El año 2025 concluye con una coincidencia temporal que no es menor: se cierra el primer cuarto del siglo XXI y, con él, una etapa particularmente intensa de la historia constitucional mexicana.
Veinticinco años bastan para advertir que la Constitución ha dejado de ser un documento excepcionalmente reformado para convertirse en un texto sometido a una revisión casi permanente. La pregunta relevante ya no es cuántas veces se ha modificado, sino qué nos dice ese impulso reformador sobre la forma en que entendemos al Estado, al poder y a los derechos.
Desde el año 2000 hasta hoy, México ha aprobado 112 reformas constitucionales. El reparto por sexenio muestra una curva ascendente difícil de ignorar: 17 entre 2000 y 2006; 22 entre 2006 y 2012; 28 entre 2012 y 2018; 34 durante el periodo 2018–2024; y 11 más entre 2024 y 2025. No se trata únicamente de una mayor actividad legislativa. Es la expresión de una cultura política que ha normalizado la idea de que los grandes dilemas públicos se resuelven —o se aplazan— mediante la modificación del texto constitucional.

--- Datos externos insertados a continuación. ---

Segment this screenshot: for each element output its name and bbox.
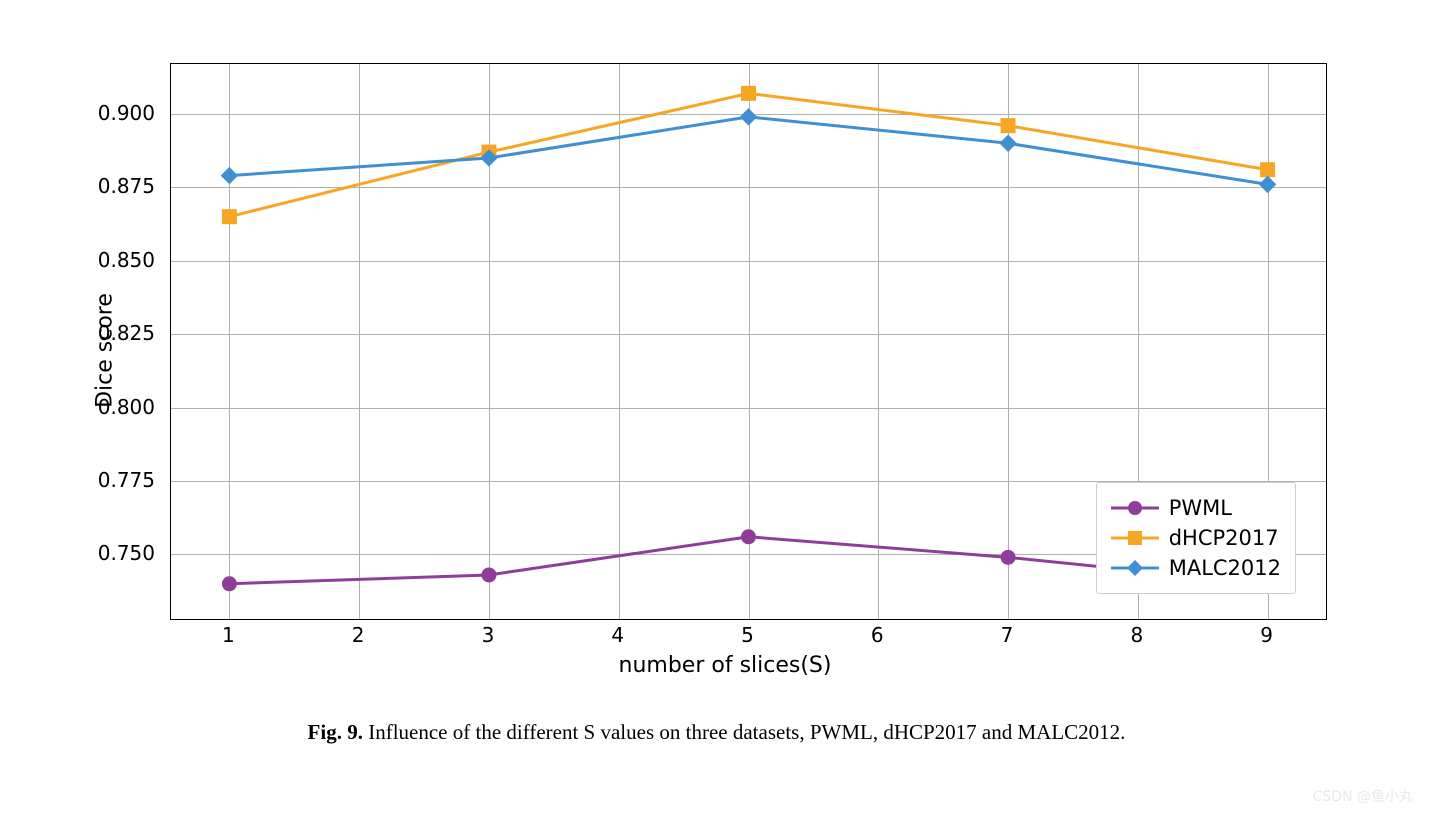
figure-caption: Fig. 9. Influence of the different S val… <box>0 720 1433 745</box>
x-tick-label: 3 <box>482 623 495 647</box>
marker-MALC2012 <box>741 109 757 125</box>
x-tick-label: 8 <box>1130 623 1143 647</box>
caption-body: Influence of the different S values on t… <box>368 720 1125 744</box>
y-tick-label: 0.750 <box>95 541 155 565</box>
caption-label: Fig. 9. <box>308 720 363 744</box>
legend-item-dHCP2017: dHCP2017 <box>1111 523 1281 553</box>
legend-swatch <box>1111 498 1159 518</box>
legend-item-MALC2012: MALC2012 <box>1111 553 1281 583</box>
legend-label: MALC2012 <box>1169 556 1281 580</box>
y-tick-label: 0.825 <box>95 321 155 345</box>
y-tick-label: 0.850 <box>95 248 155 272</box>
plot-area: PWML dHCP2017 MALC2012 <box>170 63 1327 620</box>
legend-swatch <box>1111 528 1159 548</box>
legend: PWML dHCP2017 MALC2012 <box>1096 482 1296 594</box>
legend-item-PWML: PWML <box>1111 493 1281 523</box>
x-tick-label: 1 <box>222 623 235 647</box>
chart-container: Dice score PWML dHCP2017 MALC2012 1 2 3 4 5 6 7 8… <box>85 48 1365 698</box>
marker-PWML <box>222 577 236 591</box>
marker-MALC2012 <box>1000 135 1016 151</box>
marker-PWML <box>1001 550 1015 564</box>
marker-dHCP2017 <box>222 210 236 224</box>
y-axis-label: Dice score <box>93 293 118 408</box>
x-tick-label: 2 <box>352 623 365 647</box>
series-line-MALC2012 <box>229 117 1267 185</box>
y-tick-label: 0.800 <box>95 395 155 419</box>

Algunas de estas reformas redefinieron la fisonomía del Estado mexicano. La reforma de derechos humanos de 2011 cambió el lenguaje constitucional y, con ello, la lógica del sistema jurídico: los derechos dejaron de ser concesiones internas para convertirse en obligaciones vinculadas al derecho internacional. La reforma político-electoral de 2014 alteró la arquitectura de la representación y de la competencia democrática. La reforma energética de 2013, y su posterior corrección en sentido contrario, evidenció que la Constitución también ha sido un campo de disputa ideológica sobre el modelo económico. Más recientemente, la reforma integral del Poder Judicial replanteó, con un alcance inédito, las reglas de acceso, permanencia y control de quienes juzgan.
Este cuarto de siglo también fue testigo de una expansión sostenida del constitucionalismo social. El texto constitucional incorporó derechos y políticas públicas en materia de salud, pensiones, discapacidad, educación, vivienda, movilidad, bienestar y protección animal. Se avanzó en la igualdad sustantiva, la paridad de género y el reconocimiento de pueblos y comunidades indígenas y afromexicanas como sujetos con un estatuto jurídico más robusto. En estos puntos, la Constitución se volvió más densa, más explícita y, en apariencia, más comprometida con la corrección de desigualdades históricas.
Pero toda expansión tiene un reverso. En paralelo, se adoptaron decisiones que estrechan el espacio de las garantías. La ampliación de la prisión preventiva oficiosa tensiona seriamente la presunción de inocencia. La progresiva militarización de la seguridad pública cuestiona la frontera entre lo civil y lo castrense. Y la restricción de los mecanismos de control constitucional frente a reformas de la propia Constitución introduce una idea inquietante: un poder de reforma que se coloca, en los hechos, más allá del escrutinio jurisdiccional.
Visto en conjunto, este cuarto de siglo no ofrece una narrativa simple de progreso o de retroceso. Lo que muestra es una Constitución utilizada como escenario principal de la disputa política, capaz de albergar tanto promesas de bienestar como mecanismos de concentración del poder. Quizá ahí radique la lección más inquietante del periodo: el crecimiento del texto constitucional no ha ido siempre acompañado de una expansión equivalente en la protección efectiva de los derechos.
El cierre de 2025 convoca a una reflexión necesaria. La estabilidad constitucional no depende de la inmovilidad del texto, sino de la nitidez de los límites que impone al poder. Estos veinticinco años muestran que reformar la Constitución es una tarea relativamente accesible; sostener, en cambio, derechos efectivamente exigibles, instituciones autónomas y mecanismos de control confiables es el desafío auténtico. Ese equilibrio, más que una reforma adicional, constituye la asignatura pendiente del próximo cuarto de siglo.